Vronski, en su calidad de maestro de ceremonias, organizó, no sin dificultad, el programa de las diversiones: el príncipe comenzó por probar los bliny, asistió a las carreras de trotones, a la caza del oso, a las expediciones en trineo y a las fiestas con los gitanos que generalmente terminaban rompiendo los platos y las copas. El príncipe se familiarizaba con estas diversiones sin dificultad alguna, y se extrañaba, después de haber tenido a una gitana sentada en sus rodillas y de romper cuanto se le venía a la mano, que el brío ruso no pasara de ahí. A decir verdad, las actrices francesas, las bailarinas y el champaña fue lo que más le divirtió.

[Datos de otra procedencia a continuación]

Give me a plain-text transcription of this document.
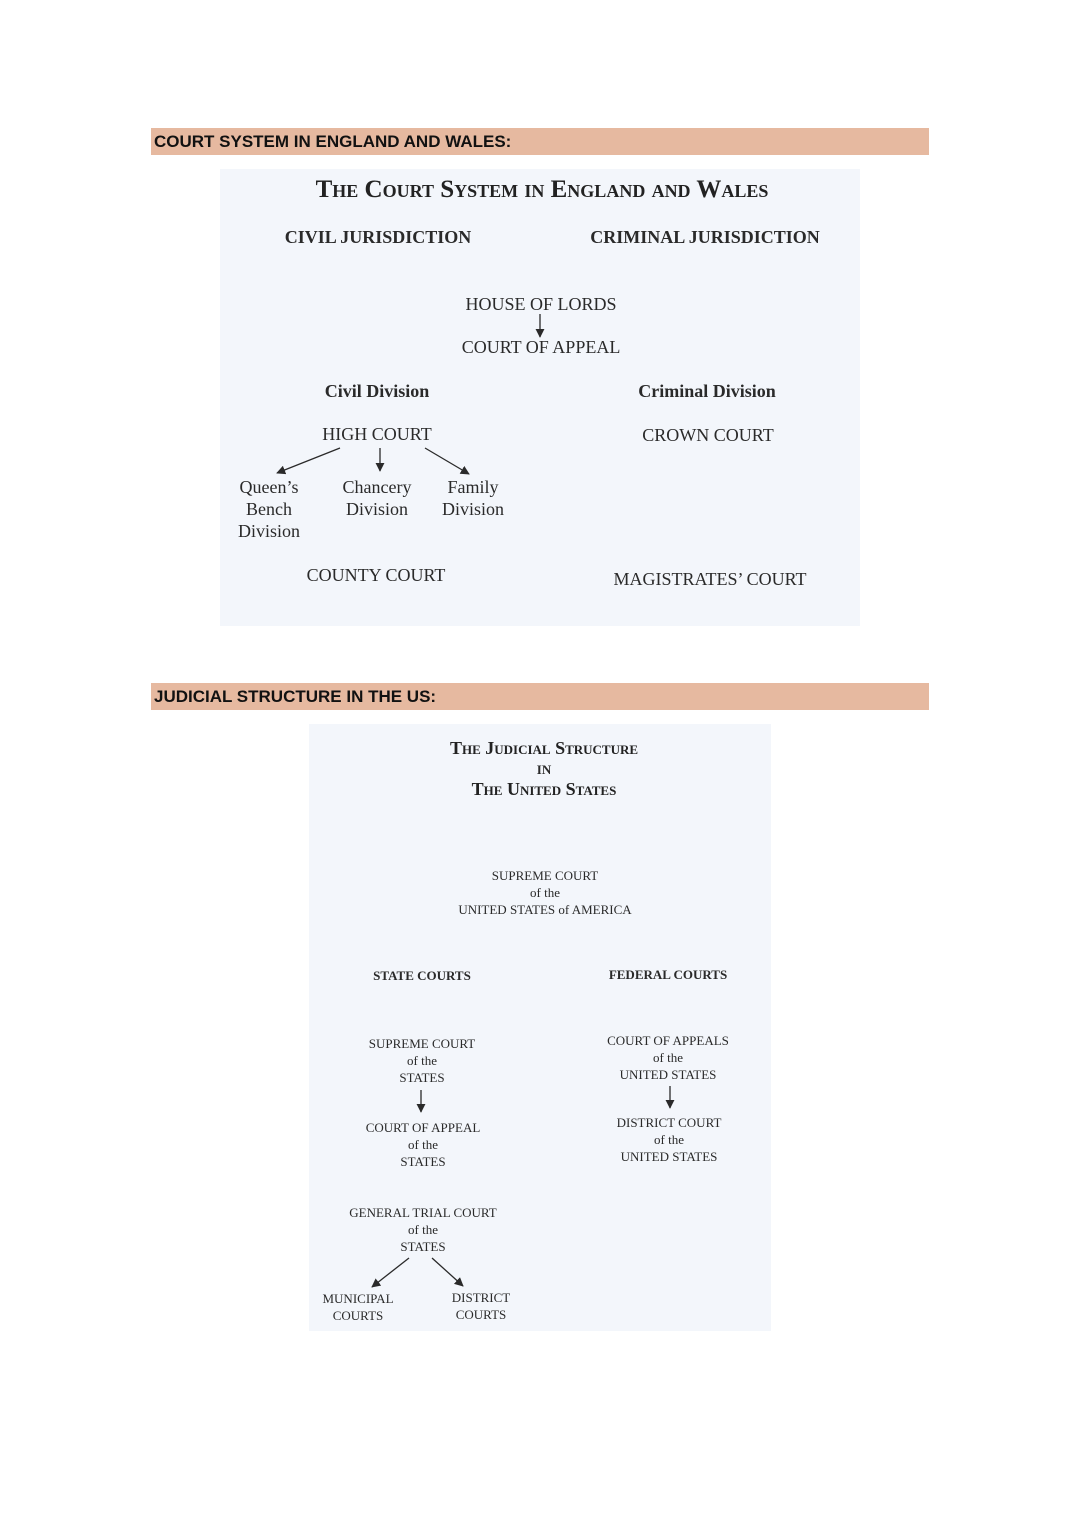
COURT SYSTEM IN ENGLAND AND WALES:
The Court System in England and Wales
CIVIL JURISDICTION	CRIMINAL JURISDICTION
HOUSE OF LORDS
COURT OF APPEAL
Civil Division	Criminal Division
HIGH COURT	CROWN COURT
Queen’s
Bench
Division
Chancery
Division
Family
Division
COUNTY COURT	MAGISTRATES’ COURT
JUDICIAL STRUCTURE IN THE US:
The Judicial Structure
IN
The United States
SUPREME COURT
of the
UNITED STATES of AMERICA
STATE COURTS	FEDERAL COURTS
SUPREME COURT
of the
STATES
COURT OF APPEAL
of the
STATES
GENERAL TRIAL COURT
of the
STATES
MUNICIPAL
COURTS
DISTRICT
COURTS
COURT OF APPEALS
of the
UNITED STATES
DISTRICT COURT
of the
UNITED STATES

El conde conocía a los príncipes en general; pero bien fuese porque había cambiado en los últimos tiempos o porque la intimidad de aquel a quien debía divertir fuese particularmente penosa, la semana le pareció cruel; experimentó la impresión de un hombre encargado de cuidar de un loco peligroso, que temiera a su enfermo, y que fuese a perder la razón. Vronski sentía constantemente la necesidad de mantener aquella manera formal y respetuosa para no mostrarse ofendido. Vronski se llevó una sorpresa al ver que a aquellos, quienes se dejaban la piel para que el príncipe se divirtiese y disfrutase, los trataba con desprecio absoluto. A pesar de su reserva oficial, se sonrojaba de cólera más de una vez al escuchar las reflexiones del príncipe sobre las mujeres rusas que se dignaba estudiar. Lo que más irritaba a Vronski en aquel personaje era reconocer en él como un reflejo de su propia individualidad y este espejo no tenía nada de lisonjero; la imagen que veía era la de un hombre de buena salud, muy remilgado, necio, satisfecho de su persona, de trato siempre igual con sus superiores, sencillo y bonachón con sus iguales, fríamente benévolo con sus inferiores y conservando siempre la desenvoltura y modales de un caballero. Vronski se reconocía en esto, pero como su categoría era inferior a la del príncipe, la expresión desdeñosa de este lo exasperaba. «¡Qué personaje! —se decía—. ¿Será posible que yo me semeje a él?» Al finalizar la primera semana experimentó un gran alivio: el príncipe emprendía un viaje a Moscú. Lo acompañó a la estación del ferrocarril, tras regresar de una cacería nocturna de osos, donde se puso a prueba la audacia rusa. El príncipe le expresó su agradecimiento y Vronski se sintió feliz de librarse de tan enojoso espejo.